Morton to edit ‘Growing Up in Country Australia’
Black Inc. has announced the latest addition to its ‘Growing Up’ nonfiction anthology series, Growing Up in Country Australia, to be edited by journalist Rick Morton.
Morton is the Saturday Paper‘s senior reporter and prior to this was a social affairs writer at the Australian. His 2018 memoir One Hundred Years of Dirt (MUP) recounts his experience growing up in poverty in rural Queensland. His forthcoming memoir My Year of Living Vulnerably will be published by HarperCollins in early 2021.
Submissions are now open for the Black Inc. anthology, which will explore the diverse experiences of Australians growing up outside cities and large regional centres. The publisher is looking for nonfiction pieces that ‘deal with any aspect of growing up in rural Australia—in all its vast diversity’. Submissions from First Nations writers, writers of colour, writers with a disability and writers with a migrant background are encouraged.
‘I think anyone who has spent formative years in the country has a secret,’ said Morton. ‘It might be a good one, or a dark one, and in most cases it resembles nothing of our national myth. I want to know what your secret is.’
Growing Up in Country Australia will be the sixth book in the life writing series that began with Growing Up Asian in Australia, edited by Alice Pung and released in 2008. Black Inc. publisher Sophy Williams said Growing Up Asian in Australia, which has sold over 100,000 copies to date, ‘continues to be highly popular in the trade and education markets’.
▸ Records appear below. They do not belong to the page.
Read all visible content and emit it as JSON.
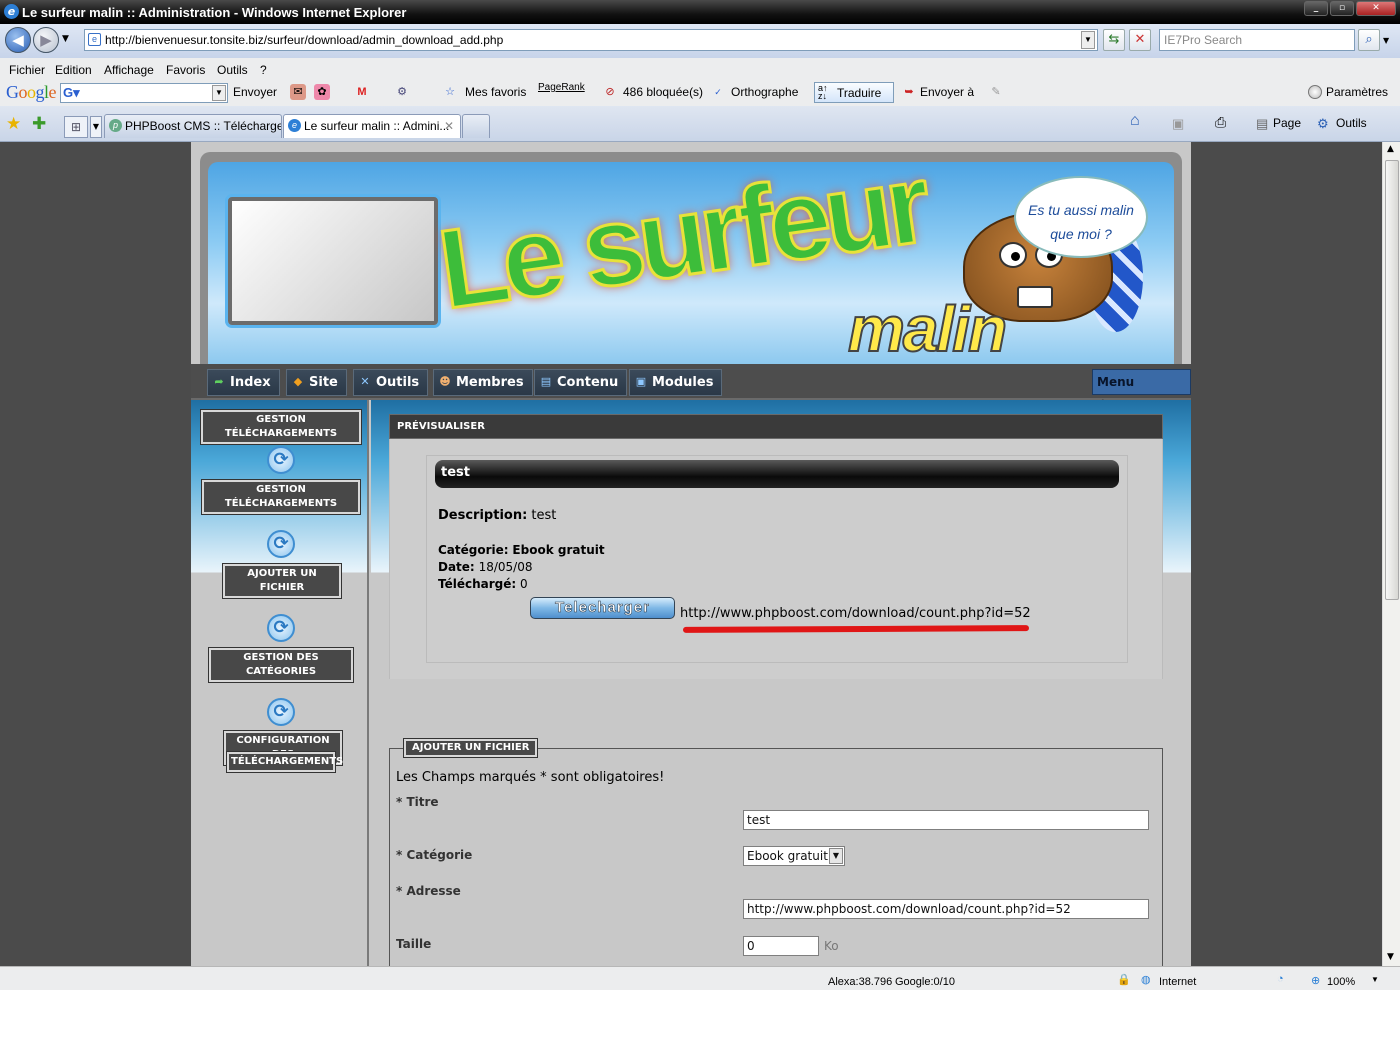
{
  "window": {
    "title": "Le surfeur malin :: Administration - Windows Internet Explorer"
  },
  "address": {
    "url": "http://bienvenuesur.tonsite.biz/surfeur/download/admin_download_add.php",
    "search_placeholder": "IE7Pro Search"
  },
  "menubar": [
    "Fichier",
    "Edition",
    "Affichage",
    "Favoris",
    "Outils",
    "?"
  ],
  "google_toolbar": {
    "logo": "Google",
    "send": "Envoyer",
    "favorites": "Mes favoris",
    "pagerank": "PageRank",
    "blocked": "486 bloquée(s)",
    "spelling": "Orthographe",
    "translate": "Traduire",
    "send_to": "Envoyer à",
    "settings": "Paramètres"
  },
  "tabs": [
    {
      "label": "PHPBoost CMS :: Télécharge...",
      "active": false
    },
    {
      "label": "Le surfeur malin :: Admini...",
      "active": true
    }
  ],
  "commandbar": {
    "page": "Page",
    "tools": "Outils"
  },
  "status": {
    "alexa": "Alexa:38.796",
    "google": "Google:0/10",
    "zone": "Internet",
    "zoom": "100%"
  },
  "site": {
    "banner": {
      "logo_line1": "Le surfeur",
      "logo_line2": "malin",
      "bubble": "Es tu aussi malin que moi ?"
    },
    "nav": [
      "Index",
      "Site",
      "Outils",
      "Membres",
      "Contenu",
      "Modules"
    ],
    "menu_etendu": "Menu étendu",
    "left_menu": {
      "header": "GESTION TÉLÉCHARGEMENTS",
      "items": [
        "GESTION TÉLÉCHARGEMENTS",
        "AJOUTER UN FICHIER",
        "GESTION DES CATÉGORIES",
        "CONFIGURATION DES",
        "TÉLÉCHARGEMENTS"
      ]
    },
    "preview": {
      "heading": "PRÉVISUALISER",
      "title": "test",
      "description_label": "Description:",
      "description": "test",
      "category_label": "Catégorie:",
      "category": "Ebook gratuit",
      "date_label": "Date:",
      "date": "18/05/08",
      "downloaded_label": "Téléchargé:",
      "downloaded": "0",
      "button": "Telecharger",
      "url": "http://www.phpboost.com/download/count.php?id=52"
    },
    "form": {
      "legend": "AJOUTER UN FICHIER",
      "required_note": "Les Champs marqués * sont obligatoires!",
      "title_label": "* Titre",
      "title_value": "test",
      "category_label": "* Catégorie",
      "category_value": "Ebook gratuit",
      "address_label": "* Adresse",
      "address_value": "http://www.phpboost.com/download/count.php?id=52",
      "size_label": "Taille",
      "size_value": "0",
      "size_unit": "Ko"
    }
  }
}
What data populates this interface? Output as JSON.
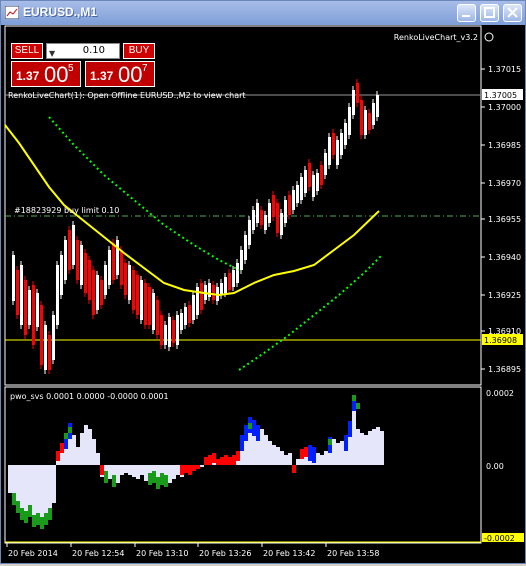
{
  "window": {
    "title": "EURUSD.,M1"
  },
  "trade_panel": {
    "sell_label": "SELL",
    "buy_label": "BUY",
    "lot": "0.10",
    "sell_price_a": "1.37",
    "sell_price_b": "00",
    "sell_price_c": "5",
    "buy_price_a": "1.37",
    "buy_price_b": "00",
    "buy_price_c": "7"
  },
  "chart": {
    "indicator_label": "RenkoLiveChart_v3.2",
    "info_text": "RenkoLiveChart(1): Open Offline EURUSD.,M2 to view chart",
    "order_label": "#18823929 buy limit 0.10",
    "current_price": "1.37005",
    "line_price": "1.36908",
    "price_ticks": [
      "1.37015",
      "1.37000",
      "1.36985",
      "1.36970",
      "1.36955",
      "1.36940",
      "1.36925",
      "1.36910",
      "1.36895"
    ],
    "time_ticks": [
      "20 Feb 2014",
      "20 Feb 12:54",
      "20 Feb 13:10",
      "20 Feb 13:26",
      "20 Feb 13:42",
      "20 Feb 13:58"
    ]
  },
  "sub_chart": {
    "label": "pwo_svs 0.0001 0.0000 -0.0000 0.0001",
    "ticks": [
      "0.0002",
      "0.00",
      "-0.0002"
    ]
  },
  "colors": {
    "bull": "#ffffff",
    "bear": "#ff0000",
    "ma": "#ffff00",
    "envelope": "#00ff00",
    "hist": "#e6e6fa"
  }
}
‘This book sparked a series showcasing a diverse array of Australian voices, both emerging and established,’ said Williams. ‘We have published anthologies of writing from the Aboriginal, African, disabled and queer communities—revealing new literary voices and deepening our understanding of life in Australia for those who have often been underrepresented.’
Williams noted that ‘being published in our anthologies has enabled a number of authors to go on to write other books—Benjamin Law’s The Family Law being one example’, while the success of the 2018’s Growing Up Aboriginal in Australia (ed by Anita Heiss) has helped raise funds for Indigenous Literacy Day.
Growing Up in Country Australia will be published in 2022. Rights to all territories ex ANZ are available from Black Inc.